No 247
Por Paulo Moreira Leite
Num país onde a taxa de juros é uma indecência legalizada, ninguém tem o direito de criticar a redução de 0,75% anunciada pelo COPOM. (Pode-se até reivindicar uma redução maior — mas o debate, aqui, não é este).
Ninguém tem o direito, porém, de imaginar que o caminho para a recuperação do crescimento foi aberto a partir desta decisão. Para começar, a taxa básica de juros — agora em 13% — continua impraticável para servir de estimulo aos investimentos e a criação de empregos.
Outra questão é que mesmo uma taxa de juros muito mais baixa do que 13% está longe de constituir — isoladamente — um remédio infalível para se enfrentar um ambiente de estagnação econômica e destruição do aparato produtivo de um país ou mesmo de uma região econômica. A experiência ensina duas coisas: taxas altas de juros costumam funcionar como um obstáculo intransponível para o crescimento mas a recíproca nem sempre é verdadeira.
O prolongado pântano da economia europeia, principal foco de doença da economia mundial, é um caso didático a esse respeito. Em estagnação permanente desde o colapso dos derivativos de 2008/2009, a União Europeia tem praticado os juros mais baixos de sua história recente — sem resultados significativos.
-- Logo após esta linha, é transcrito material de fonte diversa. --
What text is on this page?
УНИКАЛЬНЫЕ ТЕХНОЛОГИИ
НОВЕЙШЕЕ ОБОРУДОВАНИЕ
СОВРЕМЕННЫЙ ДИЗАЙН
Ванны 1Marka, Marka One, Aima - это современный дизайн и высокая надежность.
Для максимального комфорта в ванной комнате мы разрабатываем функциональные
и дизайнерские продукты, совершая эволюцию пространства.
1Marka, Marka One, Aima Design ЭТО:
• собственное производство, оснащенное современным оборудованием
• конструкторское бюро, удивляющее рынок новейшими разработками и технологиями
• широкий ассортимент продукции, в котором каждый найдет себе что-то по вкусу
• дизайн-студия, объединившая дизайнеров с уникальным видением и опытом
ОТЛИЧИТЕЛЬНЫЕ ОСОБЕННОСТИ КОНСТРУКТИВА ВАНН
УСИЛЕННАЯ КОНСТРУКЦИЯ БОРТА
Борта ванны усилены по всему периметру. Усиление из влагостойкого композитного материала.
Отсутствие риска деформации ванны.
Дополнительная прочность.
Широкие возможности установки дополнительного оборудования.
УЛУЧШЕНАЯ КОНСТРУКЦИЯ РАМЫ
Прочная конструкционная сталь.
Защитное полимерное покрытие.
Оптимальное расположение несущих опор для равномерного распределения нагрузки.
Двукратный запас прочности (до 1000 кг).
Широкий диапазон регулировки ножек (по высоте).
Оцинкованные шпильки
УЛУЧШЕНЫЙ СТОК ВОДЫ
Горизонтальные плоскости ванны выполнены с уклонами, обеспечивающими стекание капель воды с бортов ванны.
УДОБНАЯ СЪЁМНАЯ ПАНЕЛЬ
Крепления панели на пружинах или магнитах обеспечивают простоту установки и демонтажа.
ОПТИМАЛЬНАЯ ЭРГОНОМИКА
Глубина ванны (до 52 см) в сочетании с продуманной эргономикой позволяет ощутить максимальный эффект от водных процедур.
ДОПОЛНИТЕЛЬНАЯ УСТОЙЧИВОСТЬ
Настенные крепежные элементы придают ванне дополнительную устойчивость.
Entre 2009 e 2011, a taxa de juros europeia ficou em 1%. Caiu para 0,75 % no ultimo trimestre de 2012, desceu para 0,5% em maio de 2013 e desde maio de 2016 se encontra em 0%. Salvo pequenas oscilações, estatísticas que nem de longe beneficiaram a maioria das pessoas nem serviram para alterar o quadro geral, nada ocorreu para diminuir o desemprego nem para alterar o ambiente social e muito menos criar um horizonte de confiança. A instabilidade política explica-se por isso.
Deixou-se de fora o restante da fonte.